Numéro #83

15 septembre 1980

Le retournement des prairies permanentes

Le retournement des prairies permanentes : exposé introductif

auteur :

Ces journées d'études ont pour origine un procès entre preneur et bailleur qui a passionné l'opinion : le propriétaire reprochait au fermier d'avoir labouré une surface de prairie supérieure à celle qui était précisée dans le bail.
Certains des arguments avancés lors du jugement trahissaient l'incompétence du tribunal. Pour étudier ce problème juridique du retournement des prairies, un groupe de travail a été constitué au sein de l'A.F.P.F. Ses réflexions ont permis l'élaboration du programme de ces journées. Ce groupe de travail s'est efforcé de répondre aux questions suivantes :
- quels arguments peuvent justifier le maintien d'une fraction des terres en prairies permanentes ?
- sur quels critères juger s'il y a eu remise en état du terrain à la fin du bail, dans le cas de prairies retournées par le fermier antérieurement ?
- quel est l'intérêt de l'introduction d'une sole en herbe dans une rotation ?
La législation des baux ruraux est ancienne ; les arguments qu'elle utilise s'expliquent lorsqu'on consulte les œuvres des agronomes "classiques" (GASPARIN essentiellement) :
- L'association des productions animales et végétales était, comme celle des prairies et des cultures, une nécessité : seul le fumier permettait de fertiliser les terres. Les prairies étaient donc considérées d'abord comme un facteur de maintien de la productivité.
- Par ailleurs, la prairie permanente bien conduite semblait la solution idéale. En effet, après la production élevée des deux ou trois années qui suivent son semis, la végétation de la prairie évoluait, s'accompagnant de faibles rendements durant trois ou quatre ans: ce qu'on appelait les années de misère. Plus tard, cet état de fait a conduit à introduire une sole d'herbe dans la rotation, ce qui permettait de bénéficier de la vigueur de la jeune prairie, puis de la fertilité qui pouvait se reconstituer sous son couvert.

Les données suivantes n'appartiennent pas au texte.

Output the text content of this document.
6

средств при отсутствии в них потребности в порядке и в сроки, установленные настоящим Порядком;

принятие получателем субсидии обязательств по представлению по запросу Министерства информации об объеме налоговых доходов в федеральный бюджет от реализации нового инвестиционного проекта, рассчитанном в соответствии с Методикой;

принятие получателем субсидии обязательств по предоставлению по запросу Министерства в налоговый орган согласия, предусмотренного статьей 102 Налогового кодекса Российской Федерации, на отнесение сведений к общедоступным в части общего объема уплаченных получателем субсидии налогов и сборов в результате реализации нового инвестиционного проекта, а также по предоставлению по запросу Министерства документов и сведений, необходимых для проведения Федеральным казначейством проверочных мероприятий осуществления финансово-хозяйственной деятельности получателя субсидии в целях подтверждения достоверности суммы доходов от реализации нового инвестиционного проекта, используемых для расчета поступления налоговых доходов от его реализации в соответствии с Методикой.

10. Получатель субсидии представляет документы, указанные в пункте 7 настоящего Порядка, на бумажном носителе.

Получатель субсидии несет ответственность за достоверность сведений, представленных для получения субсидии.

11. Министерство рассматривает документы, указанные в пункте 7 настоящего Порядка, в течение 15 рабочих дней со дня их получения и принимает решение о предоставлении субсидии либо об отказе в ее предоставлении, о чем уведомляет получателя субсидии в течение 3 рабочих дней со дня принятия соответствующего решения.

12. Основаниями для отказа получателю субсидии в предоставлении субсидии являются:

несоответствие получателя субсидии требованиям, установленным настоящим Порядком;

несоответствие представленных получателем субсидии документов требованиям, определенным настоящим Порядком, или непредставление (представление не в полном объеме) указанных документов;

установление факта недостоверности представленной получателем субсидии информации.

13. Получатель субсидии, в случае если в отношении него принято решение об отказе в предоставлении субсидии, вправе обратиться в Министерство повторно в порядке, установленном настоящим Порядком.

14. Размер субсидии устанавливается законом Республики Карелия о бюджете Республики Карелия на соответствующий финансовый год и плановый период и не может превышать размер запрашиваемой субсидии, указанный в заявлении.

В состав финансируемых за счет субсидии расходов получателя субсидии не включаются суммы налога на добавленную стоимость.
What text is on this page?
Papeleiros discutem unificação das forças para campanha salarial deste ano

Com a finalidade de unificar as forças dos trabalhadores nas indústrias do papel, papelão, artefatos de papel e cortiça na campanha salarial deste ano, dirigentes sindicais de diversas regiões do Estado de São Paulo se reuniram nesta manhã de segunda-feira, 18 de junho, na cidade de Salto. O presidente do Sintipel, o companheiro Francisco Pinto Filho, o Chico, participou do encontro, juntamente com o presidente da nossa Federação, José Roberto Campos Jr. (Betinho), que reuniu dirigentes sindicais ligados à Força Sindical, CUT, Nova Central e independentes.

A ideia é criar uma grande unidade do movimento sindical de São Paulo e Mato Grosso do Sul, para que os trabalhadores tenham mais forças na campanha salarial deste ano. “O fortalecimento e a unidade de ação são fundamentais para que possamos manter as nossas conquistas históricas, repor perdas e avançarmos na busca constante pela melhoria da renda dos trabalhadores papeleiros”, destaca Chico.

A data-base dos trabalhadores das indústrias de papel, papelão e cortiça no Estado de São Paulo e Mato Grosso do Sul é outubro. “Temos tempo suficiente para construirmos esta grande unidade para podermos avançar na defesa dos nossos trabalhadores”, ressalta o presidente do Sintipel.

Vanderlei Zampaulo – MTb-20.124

Ploughing up permanent pastures. Introductory remarks

At the origin of this working-session there is an action at law between a farmer and his landlord, which passionated the public : the land lord reproached his tenant with having ploughed up a larger area of grassland than had been stipulated in the tenancy contract.
A number of arguments put forward in the judgment reflected the court's incompetence. In order to study this legal problem of the ploughing up of pastures, a working group was constituted in the French Grassland Society, which brought about the setting up of this session's program. The task of the group was to answer the following questions :
- What reasons can justify the maintenance of part of the land under permanent grass ?
- By what elements can the restoration of the land at the end of the lease be assessed, when the tenant has ploughed up pastures previously ?
- What interest is there in introducing grass into a rotation ?
The french laws related to farm leases are ancient ; the explanation of their arguments may be found in the books of the “classical” agronomists (mainly GASPARIN).
To associate animal productions and plant productions was a necessity, as much as to associate pastures and arable crops : only manure could fertilize the lands. Therefore grasslands were considered first of ail as a means of maintaining productivity.
On the other hand, a well rnanaged permanent pasture seemed to be an ideal solution, for after the 2 or 3 years of high productivity following the sowing down of a pasture, there was a degradation of the sward, with corresponding low yields during 3 or 4 years : the “misery years” as they were called. This state of things led later to the introduction of grass into the rotation ; this gave the benefit of the vigour of the young ley, and later of the fertility that could be restored under its cover.